At 11:48 PM, January 22, 2008, Blogger The Falconer said...

A couple of comments:

1) I'm a blogger of Southeast Division team. THE SOUTHEAST IS TBY FAR THE WEAKEST DIVISION IN THE NHL THIS SEASON. That is an empirical fact and I have no problem admitting that fact.

2) I personally hate having 6 divisions and I think the whole think smacks of some marketing majors idea "Hey if we go to six divisions two more NHL teams can advertise themselves as champions." If the NHL went back to four divisions the odds of a weak team winning a division title fall sharply.

3) Pre-lockout the SE teams had below average payrolls which explains some of the historical pattern. Post-lockout the SE was decent the first two seasons and really fell off the cliff in this current season. I suspect that the division still brings up the rear in terms of payrolls.

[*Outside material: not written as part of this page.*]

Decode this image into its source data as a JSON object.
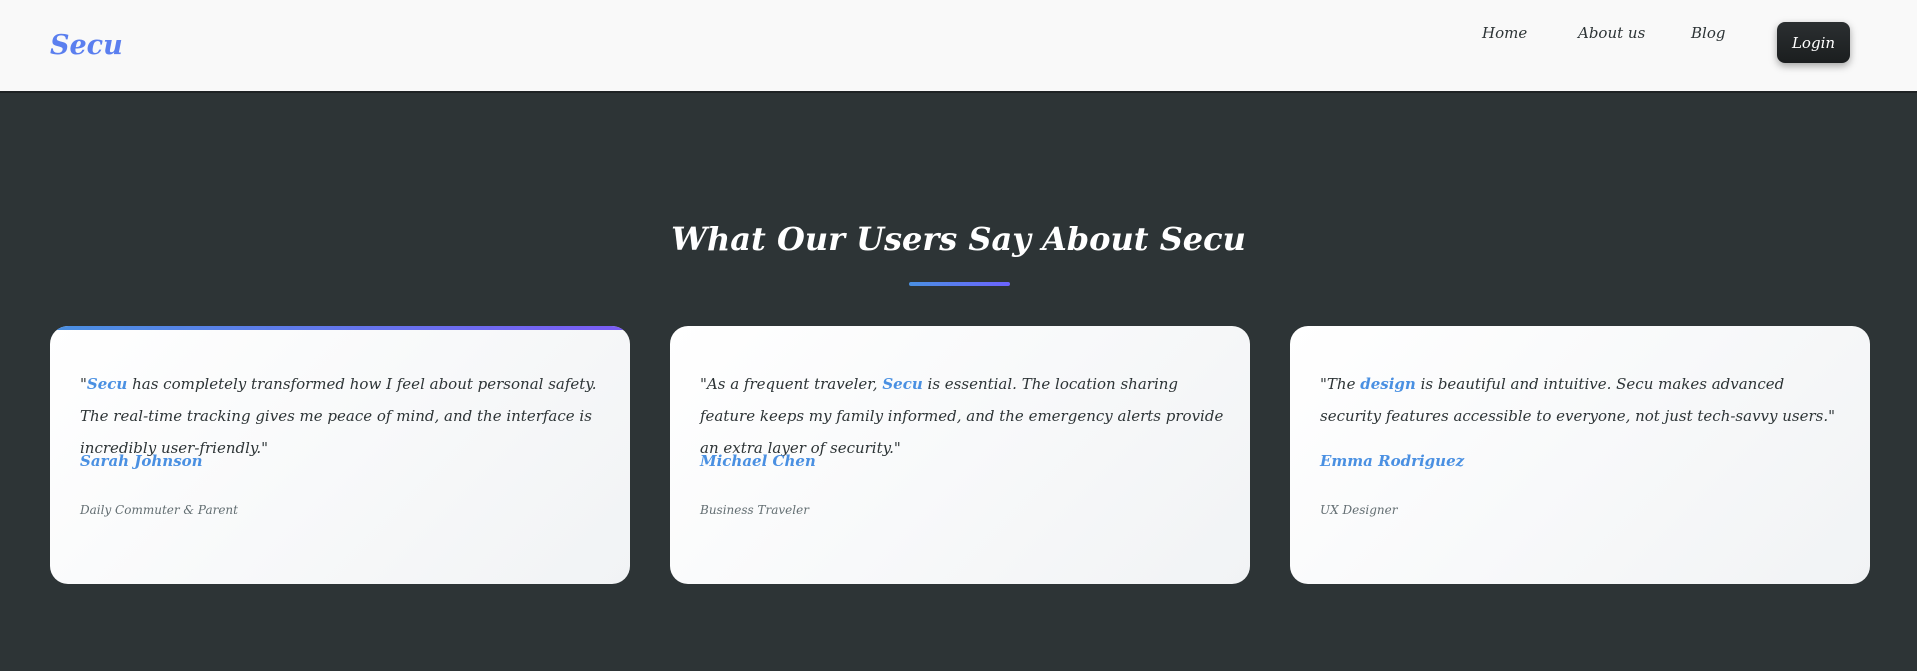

4) I have no problem admitting my division is weak, but I would note that in my opinion the SE gets far more negative press for being "bad" than the Central Division did when it very weak in the two post-lockout seasons. (As an aside I would also note that fans of the NW Division go on and on about how tough it is when in fact this year the Central is clearly tougher based upon the statistics--bias is in the eye of the beholder I suppose.)

5) So what explains the big drop off in the SE this season after two fairly respectable seasons? Is it a division wide inability to identify and price talent accurately? Or is it that every starting goalie in the division is having a sub-par season? In my mind those are far more interesting questions than just kicking the division in rear end once again.